We can filter “false” plateaus from flat by first clearing any bit runs that don’t have a set bit in rise matching the start (LSB) bit of the run. Next, clear any bit runs that don’t have a set bit in fall matching the end (MSB) bit of the run. Finally, clear all the remaining bits in flat except for each run’s LSB. We’ll need a few bitwise focused functions to filter the flat bitset as described:

  1. Functions to clear bit runs that don’t begin or end with an LSB/MSB mask
    • lsb_mask(0b01110100,0b00010101)​ ==0b01110100
    • msb_mask(0b01110100,0b01000000) ==0b01110000
  2. A function to clear all bits except for the (potentially multiple) local LSB of bit runs (e.g. run_lsb(0b01110) ==0b00010)

Masking bit runs with the run LSB

This function can clear any bit runs in flat that don’t begin with a set bit in rise: bits & ~(bits + mask). The premise is that adding the LSB of any bit run will (by carrying) invert all previously set bits in the run. So, by adding the LSB of only the bit runs we want and then inverting the bitset, we get a bitmask that can be used with an AND op to clear all unwanted bit runs.
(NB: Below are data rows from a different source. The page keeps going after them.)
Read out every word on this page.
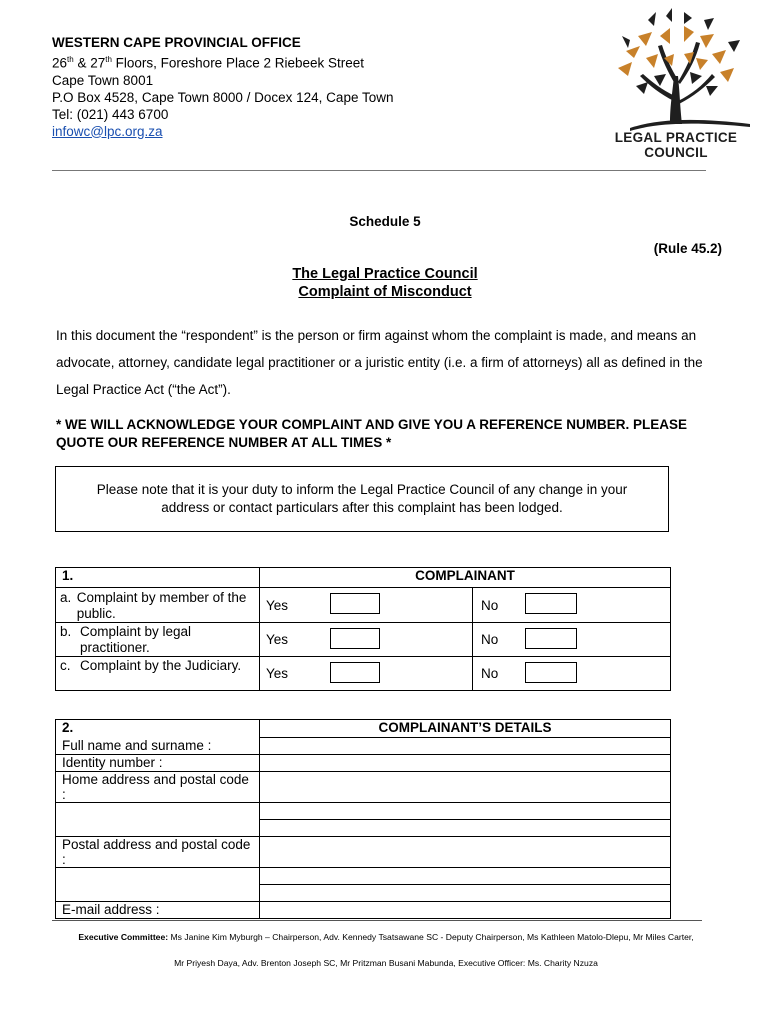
WESTERN CAPE PROVINCIAL OFFICE
26th & 27th Floors, Foreshore Place 2 Riebeek Street
Cape Town 8001
P.O Box 4528, Cape Town 8000 / Docex 124, Cape Town
Tel: (021) 443 6700
infowc@lpc.org.za	LEGAL PRACTICE
COUNCIL
Schedule 5
(Rule 45.2)
The Legal Practice Council
Complaint of Misconduct
In this document the “respondent” is the person or firm against whom the complaint is made, and means an advocate, attorney, candidate legal practitioner or a juristic entity (i.e. a firm of attorneys) all as defined in the Legal Practice Act (“the Act”).
* WE WILL ACKNOWLEDGE YOUR COMPLAINT AND GIVE YOU A REFERENCE NUMBER. PLEASE QUOTE OUR REFERENCE NUMBER AT ALL TIMES *
Please note that it is your duty to inform the Legal Practice Council of any change in your address or contact particulars after this complaint has been lodged.
1.	COMPLAINANT			

a. Complaint by member of the public.	Yes		No	

b. Complaint by legal practitioner.	Yes		No	

c. Complaint by the Judiciary.	Yes		No	
2.	COMPLAINANT’S DETAILS
Full name and surname :	
Identity number :	
Home address and postal code :	

Postal address and postal code :	

E-mail address :	
Executive Committee: Ms Janine Kim Myburgh – Chairperson, Adv. Kennedy Tsatsawane SC - Deputy Chairperson, Ms Kathleen Matolo-Dlepu, Mr Miles Carter,
Mr Priyesh Daya, Adv. Brenton Joseph SC, Mr Pritzman Busani Mabunda, Executive Officer: Ms. Charity Nzuza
You can click on the bits in the bits and mask bitstrings, or change the hex for the byte! Watch how the function clears bit runs that don’t have their LSB set in the mask.

Masking bit runs with the run MSB

I originally didn’t have a complete understanding of the problem space, and missed the importance of carrying (particularly carry direction) to generalize the LSB mask function for MSB masks. I made do with bitreverse operations,9 but the downside was 3 relatively10 expensive bitreverse calls. Off-and-on for several years, I thought about how to better solve this, until I recently finally connected the dots that carrying and carry direction were the core of the problem. With the proper language to describe what I needed, some research led me to adder algorithms. With a little prompting, Claude produced a reverse-carry adder based on the Kogge-Stone algorithm, but using right shifts.11

That accomplished, we can substitute the reverse-carry adder into the same equation used for the LSB mask: bits & ~(bits ⊞ mask), where I’m using as the symbol for the reverse-carry adder. The new reverse-carry function is ~2x faster than the original bitreverse based function!12 This new function is a direct corollary of the last function: it can clear any bit runs in flat that don’t end with a set bit in fall.

Calculating the LSB of bit runs

This function can be achieved with x & ~(x << 1). It is based on the fact that the LSB of every bit run is preceded by an unset bit (or will be after a left shift). Zeros become ones when inverted, so after shifting and inverting, the only set bits in both the original and manipulated bitset are the LSB of each bit run. Calling this function on a flat bitmask (that we’ve already filtered to only contain real plateaus) gives us the plateau locations.

Full algorithm

With the new bit-twiddling functions, the complete (ish) SIMD algorithm looks something like:

I’m glossing over the fussy auxiliary code to handle signal lengths that don’t work with the 8 element chunking, and plateaus that span multiple bytes/words.
offset₋₁ = VecRange{8}(-1)
offset   = VecRange{8}( 0)
offset₊₁ = VecRange{8}(+1)

for i in firstindex(x)+1:8:lastindex(x)-1
  xᵢ₋₁ = x[i + offset₋₁]
  xᵢ   = x[i + offset]
  xᵢ₊₁ = x[i + offset₊₁]

  rise = bitmask(xᵢ₋₁  < xᵢ)
  fall = bitmask(xᵢ₊₁  < xᵢ)
  flat = bitmask(xᵢ₊₁ == xᵢ)

1  peaks = rise & fall

2  fall >>= 1
3  flat = runs_lsb_mask(flat, rise)
  flat = runs_msb_mask(flat, fall)

4  peaks |= run_lsb(flat)
end
1
Capture normal peaks
2
Right shift fall bitmask to align signal dips with the end of plateaus
3
Clear bit runs that don’t begin or end with set bits in rise and fall
4
Add plateau locations to peaks.

Ironically, the code using explicit SIMD was the most straightforward part of the code! Instead, the bitwise manipulation after the SIMD was the trickiest part. In the full SIMD algorithm, I use a pre-allocated BitVector to store the peaks bitsets. Using a BitVector has the double benefit of taking the peaks bitsets directly13 (without needing to convert its representation) and avoiding allocations in the core loop.

Benchmarks

How much faster is the SIMD simplemaxima compared to the scalar argmaxima? Using random (normal) data, here’s the average time per peak for each function for different signal lengths. Check out the benchmarks page for more benchmark results.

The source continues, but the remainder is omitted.